47 of 76 people found this review helpful.
Was this review helpful to you?
You hafta' go into every movie with an open mind if you're going to give it a fair assessment, right? Well, I did exactly that with "The Invasion". Despite all the heavy and (quite) ugly criticism this movie received, it had a fair cast and it isn't too often that Nicole Kidman is in something completely awful. Let it be known, as well, that I am a big fan of both the original and the 1978 versions of "Invasion of the Body Snatchers". It is reasonable to speculate that fans of either of those two films will be disappointed with this latest stab at the "body snatcher" storyline.
However, I asked myself, is the point to compare this film against its predecessors or should I evaluate this film on its own merits alone? I decided the latter was the right course and with this in mind, I watched "The Invasion".
The film opens with a very frantic Carol Bennell (played by Nicole Kidman) rummaging through the shelves of a pharmacy. She is searching for sleep suppressants. We are then taken back in a recent past where a space shuttle crash lands into the countryside. The shuttle's wreckage has brought back something with it. From the moment that Bennell's ex-husband (played Jeremy Northam) pricks his fingers on a foreign organism, life becomes a serious drag for the (evidently, terrible) human species. Bennell, who is a psychiatrist, doesn't get it at first when one of her patients (played by Veronica Cartwright who also starred in the 1978 "Invasion of the Body Snatchers) irately claims her husband isn't her husband. But it doesn't take long before Bennell figured out that all is not right in Everytown, USA.

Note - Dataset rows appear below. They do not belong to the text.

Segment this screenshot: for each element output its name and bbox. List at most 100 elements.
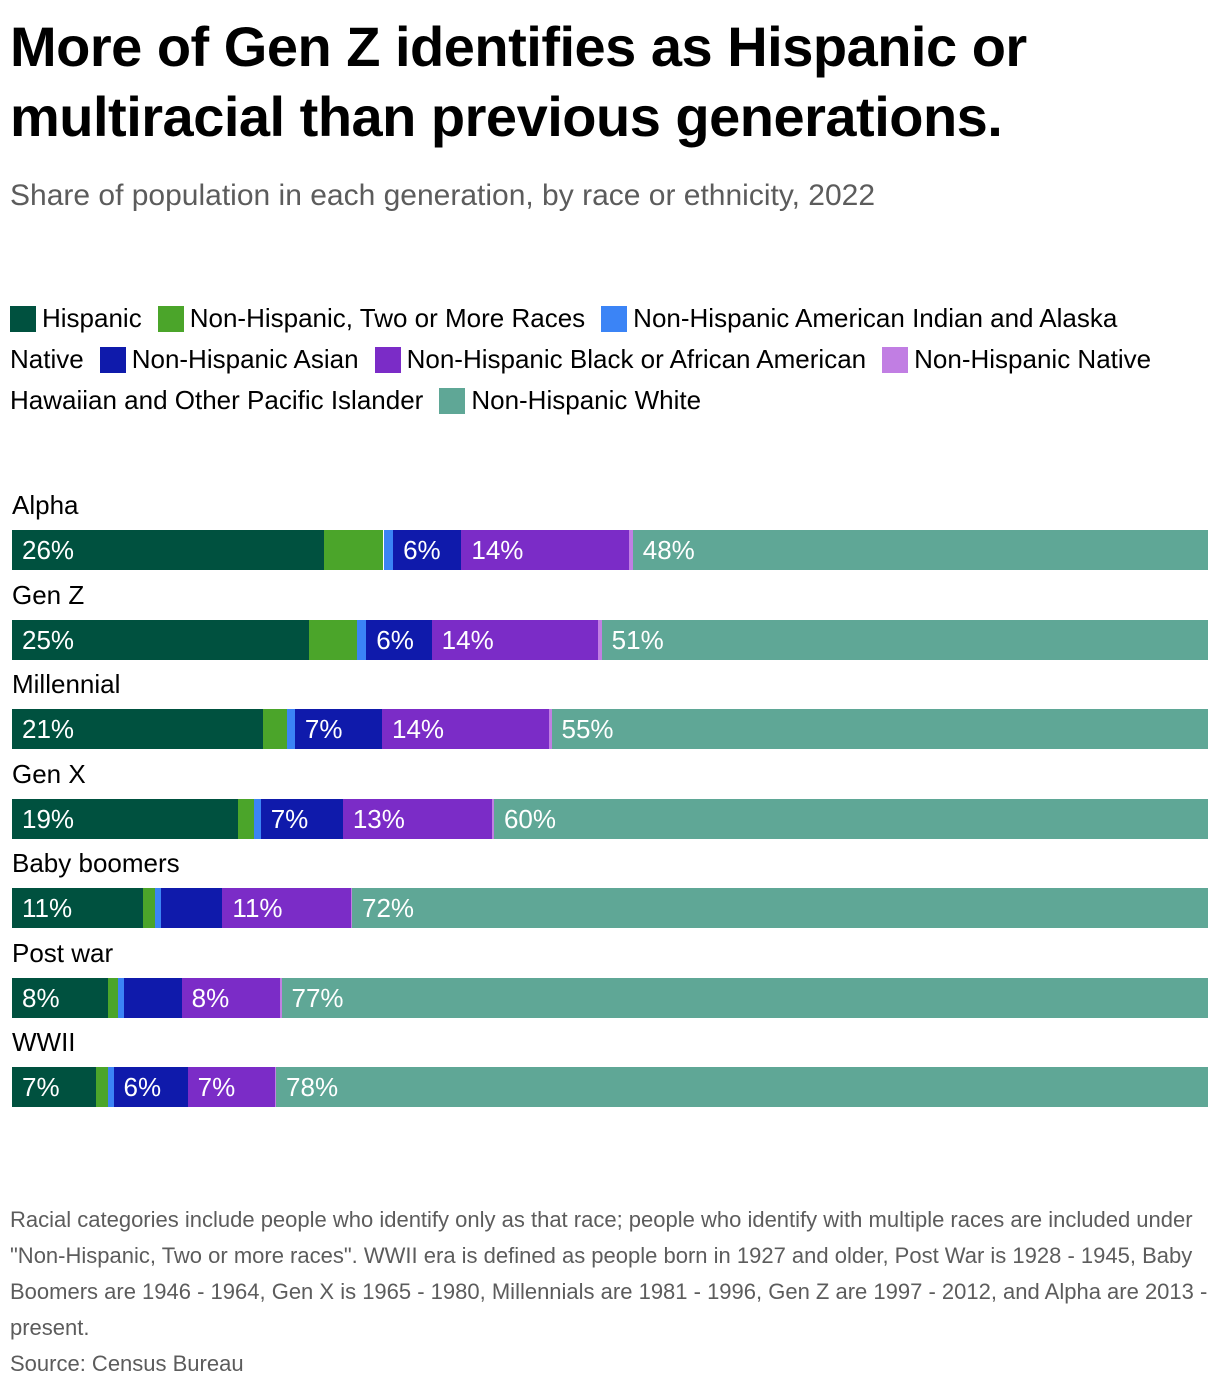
chart-legend: Hispanic Non-Hispanic, Two or More Races N…	[10, 298, 1160, 421]
legend-item: Non-Hispanic, Two or More Races	[157, 303, 585, 333]
legend-item: Non-Hispanic White	[439, 385, 701, 415]
bar-segment	[107, 1067, 114, 1107]
bar-segment	[253, 799, 261, 839]
data-label: 51%	[611, 625, 664, 655]
bar-segment	[12, 978, 109, 1018]
bar-segment	[549, 709, 552, 749]
data-label: 60%	[503, 804, 557, 834]
bar-segment	[160, 888, 223, 928]
bar-segment	[601, 620, 1208, 660]
legend-label: Non-Hispanic Black or African American	[406, 344, 867, 374]
category-label: Post war	[12, 938, 114, 968]
bar-row: 7% 6% 7% 78%	[12, 1067, 1208, 1107]
bar-segment	[262, 709, 287, 749]
data-label: 6%	[123, 1072, 162, 1102]
data-label: 8%	[191, 983, 230, 1013]
bar-row: 11% 11% 72%	[12, 888, 1208, 928]
category-label: Alpha	[12, 490, 79, 520]
data-label: 14%	[392, 714, 445, 744]
data-label: 11%	[22, 893, 73, 923]
data-label: 8%	[22, 983, 60, 1013]
bar-segment	[222, 888, 351, 928]
legend-item: Non-Hispanic Asian	[99, 344, 359, 374]
legend-item: Non-Hispanic Black or African American	[374, 344, 867, 374]
bar-segment	[598, 620, 602, 660]
bar-segment	[393, 530, 462, 570]
bar-segment	[294, 709, 382, 749]
legend-label: Non-Hispanic American Indian and Alaska …	[10, 303, 1118, 374]
bar-segment	[383, 530, 394, 570]
bar-segment	[123, 978, 182, 1018]
chart-title: More of Gen Z identifies as Hispanic or …	[10, 15, 1027, 148]
data-label: 14%	[441, 625, 494, 655]
data-label: 13%	[352, 804, 405, 834]
bar-segment	[382, 709, 550, 749]
data-label: 77%	[291, 983, 344, 1013]
bar-segment	[342, 799, 492, 839]
legend-label: Non-Hispanic White	[471, 385, 702, 415]
bar-segment	[95, 1067, 108, 1107]
bar-segment	[113, 1067, 188, 1107]
legend-item: Non-Hispanic American Indian and Alaska …	[10, 303, 1117, 374]
bar-segment	[108, 978, 118, 1018]
data-label: 55%	[561, 714, 614, 744]
bar-segment	[142, 888, 155, 928]
bar-segment	[366, 620, 432, 660]
bar-segment	[274, 1067, 277, 1107]
category-label: Gen X	[12, 759, 86, 789]
bar-segment	[12, 1067, 96, 1107]
legend-label: Non-Hispanic Asian	[131, 344, 359, 374]
data-label: 25%	[22, 625, 75, 655]
data-label: 72%	[362, 893, 415, 923]
legend-swatch	[601, 306, 628, 332]
data-label: 19%	[22, 804, 75, 834]
bar-segment	[12, 709, 263, 749]
legend-swatch	[10, 306, 36, 332]
bar-segment	[187, 1067, 275, 1107]
bar-segment	[281, 978, 1208, 1018]
bar-segment	[154, 888, 161, 928]
category-label: WWII	[12, 1027, 76, 1057]
bar-segment	[632, 530, 1208, 570]
bar-segment	[286, 709, 295, 749]
footnote: Racial categories include people who ide…	[10, 1207, 1208, 1340]
bar-segment	[431, 620, 599, 660]
bar-segment	[276, 1067, 1208, 1107]
bar-segment	[181, 978, 281, 1018]
data-label: 7%	[270, 804, 309, 834]
source-note: Source: Census Bureau	[10, 1351, 244, 1376]
data-label: 21%	[22, 714, 75, 744]
data-label: 7%	[22, 1072, 60, 1102]
bar-segment	[260, 799, 343, 839]
bar-row: 21% 7% 14% 55%	[12, 709, 1208, 749]
data-label: 26%	[22, 535, 75, 565]
legend-swatch	[157, 306, 184, 332]
legend-swatch	[882, 347, 909, 373]
category-label: Millennial	[12, 669, 121, 699]
category-label: Baby boomers	[12, 848, 180, 878]
bar-segment	[323, 530, 384, 570]
bar-segment	[12, 530, 324, 570]
bar-segment	[356, 620, 367, 660]
legend-item: Non-Hispanic Native Hawaiian and Other P…	[10, 344, 1151, 415]
bar-segment	[12, 620, 310, 660]
data-label: 11%	[232, 893, 283, 923]
data-label: 78%	[286, 1072, 339, 1102]
chart-subtitle: Share of population in each generation, …	[10, 179, 876, 212]
bar-segment	[238, 799, 254, 839]
bar-segment	[493, 799, 1208, 839]
bar-segment	[461, 530, 630, 570]
bar-segment	[551, 709, 1208, 749]
data-label: 48%	[642, 535, 695, 565]
bar-row: 25% 6% 14% 51%	[12, 620, 1208, 660]
bar-segment	[629, 530, 633, 570]
data-label: 7%	[304, 714, 343, 744]
bar-segment	[491, 799, 494, 839]
bar-row: 19% 7% 13% 60%	[12, 799, 1208, 839]
bar-segment	[309, 620, 357, 660]
bar-row: 26% 6% 14% 48%	[12, 530, 1208, 570]
data-label: 6%	[403, 535, 441, 565]
legend-item: Hispanic	[10, 303, 142, 333]
bar-segment	[350, 888, 352, 928]
stacked-bar-chart: Alpha 26% 6% 14% 48% Gen Z 25% 6% 14% 51% Millenni…	[12, 490, 1208, 1107]
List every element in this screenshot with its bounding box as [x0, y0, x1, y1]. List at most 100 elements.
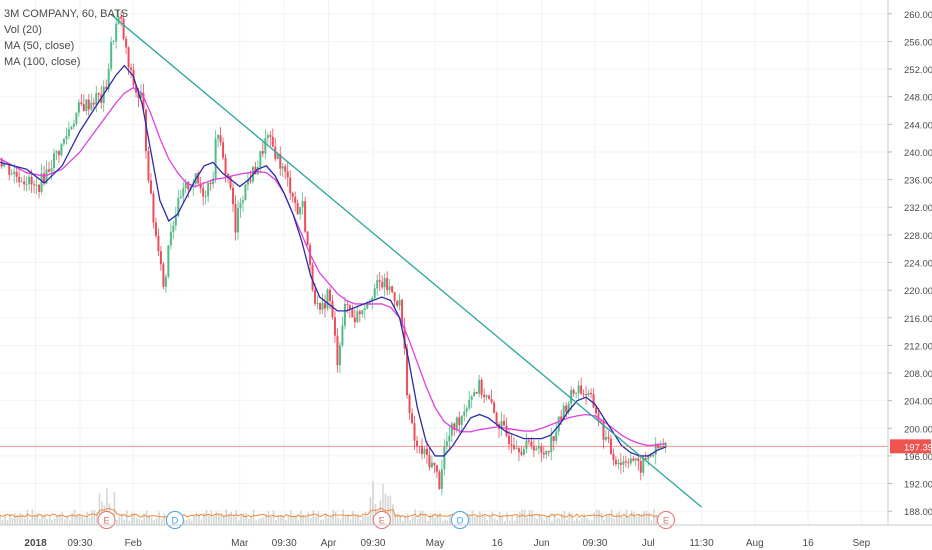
price-axis[interactable]: 260.00 256.00 252.00 248.00 244.00 240.00 236.…: [887, 0, 932, 525]
volume-bar: [367, 515, 369, 525]
legend-ma50[interactable]: MA (50, close): [4, 40, 75, 52]
candle-body: [289, 177, 292, 194]
candle-body: [435, 465, 438, 472]
earnings-marker[interactable]: [657, 511, 675, 529]
candle-body: [70, 126, 73, 130]
candle-body: [627, 462, 630, 464]
candle-body: [411, 413, 414, 424]
candle-body: [371, 297, 374, 301]
volume-bar: [314, 516, 317, 525]
volume-bar: [643, 511, 645, 525]
candle-body: [398, 299, 401, 306]
candle-body: [580, 385, 583, 394]
candle-body: [346, 303, 349, 306]
candle-body: [236, 208, 239, 233]
dividend-marker[interactable]: [165, 511, 184, 529]
volume-ma-line: [0, 507, 664, 518]
volume-bar: [198, 514, 200, 525]
candle-body: [522, 449, 525, 455]
candle-body: [326, 289, 329, 309]
candle-body: [602, 421, 605, 440]
volume-bar: [158, 511, 160, 525]
candle-body: [130, 67, 133, 70]
candle-body: [378, 280, 381, 282]
candle-body: [219, 135, 222, 143]
earnings-marker[interactable]: [97, 511, 116, 529]
volume-bar: [533, 516, 536, 525]
candle-body: [425, 448, 428, 455]
volume-bar: [411, 515, 414, 525]
volume-bar: [498, 511, 501, 525]
candle-body: [8, 163, 11, 175]
candle-body: [319, 303, 322, 310]
volume-bar: [193, 515, 195, 525]
volume-bar: [222, 515, 225, 525]
volume-bar: [399, 515, 402, 525]
legend-symbol[interactable]: 3M COMPANY, 60, BATS: [4, 8, 129, 20]
volume-bar: [6, 520, 9, 525]
candle-body: [55, 151, 58, 154]
candle-body: [550, 436, 553, 453]
time-axis[interactable]: 2018 09:30 Feb Mar 09:30 Apr 09:30 May 16 Jun 09:3…: [0, 524, 932, 549]
earnings-marker[interactable]: [372, 511, 391, 529]
candle-body: [127, 47, 130, 68]
volume-bar: [257, 518, 260, 525]
volume-bar: [58, 513, 61, 525]
volume-bar: [416, 518, 419, 525]
volume-bar: [474, 516, 476, 525]
candle-body: [159, 251, 162, 265]
candle-body: [557, 416, 560, 432]
candle-body: [433, 462, 436, 466]
y-tick-label: 252.00: [904, 65, 932, 76]
candle-body: [75, 112, 78, 124]
candle-body: [229, 176, 232, 188]
candle-body: [657, 443, 660, 449]
volume-bar: [280, 516, 282, 525]
candle-body: [361, 310, 364, 315]
candle-body: [43, 173, 46, 184]
candle-body: [82, 104, 85, 111]
volume-bar: [613, 518, 615, 525]
volume-bar: [329, 517, 332, 525]
candle-body: [164, 276, 167, 287]
candle-body: [167, 245, 170, 277]
dividend-marker-label: D: [171, 516, 178, 527]
volume-bar: [645, 510, 648, 525]
volume-bar: [262, 517, 265, 525]
volume-bar: [218, 514, 220, 525]
legend-volume[interactable]: Vol (20): [4, 24, 42, 36]
volume-bar: [439, 512, 441, 525]
candle-body: [157, 235, 160, 252]
volume-bar: [566, 519, 568, 525]
volume-bar: [53, 518, 56, 525]
candle-body: [33, 184, 36, 186]
trendline[interactable]: [110, 14, 702, 508]
volume-bar: [436, 513, 439, 525]
volume-bar: [247, 518, 250, 525]
volume-bar: [205, 510, 208, 525]
candle-body: [520, 452, 523, 455]
volume-bar: [0, 515, 1, 525]
candle-body: [95, 93, 98, 105]
volume-bar: [404, 515, 407, 525]
x-tick-label: Jul: [642, 538, 655, 549]
candle-body: [144, 109, 147, 152]
volume-bar: [302, 514, 305, 525]
volume-bar: [633, 511, 635, 525]
dividend-marker[interactable]: [450, 511, 469, 529]
volume-bar: [337, 517, 339, 525]
legend-ma100[interactable]: MA (100, close): [4, 56, 81, 68]
candle-body: [622, 461, 625, 465]
candle-body: [420, 446, 423, 454]
volume-bar: [43, 514, 46, 525]
candle-body: [356, 311, 359, 323]
ma100-line: [0, 86, 667, 447]
candle-body: [430, 462, 433, 468]
candle-body: [10, 174, 13, 175]
volume-bar: [610, 509, 613, 525]
candle-body: [209, 182, 212, 185]
x-tick-label: 16: [803, 538, 815, 549]
candle-body: [416, 440, 419, 447]
candle-body: [644, 458, 647, 460]
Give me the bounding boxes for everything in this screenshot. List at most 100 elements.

This film was not awful. This was, by no means, the worst of the "snatchers" make-overs. 1993's "Body Snatchers" is my nominee for that award. There were some moments in this film that worked well such as a brief, but tense scene when Bennell and her son (played by Jackson Bond) are unsure whether the other is... them. I also liked the "attempt" at a different approach to the body snatching "method". All in all, for me what kept me watching was Kidman. No, not just because she's a super-hottie (although it never hurts.) She adeptly became Bennell and breathed life into her character. I actually thought this was one of her better performances.
This could have been an excellent film, but as is all too often the case these days, character development was not a priority. Beyond Kidman as Bennell, character development was non-existent. How people are being snatched, also, is never adequately, not even remotely, explained. Wherein the other snatcher films, while the victim sleeps their body rotted away and their alien replacement is created within a giant pea-pod, in "The Invasion" the process is never identified. This makes for a very weak ending. Truly, with today's SFX, this could have been an extraordinary "revelation". What was most disappointing was the attempt at social and political commentary. Good grief! I cannot think of a more articulate adjective then just plain...lame.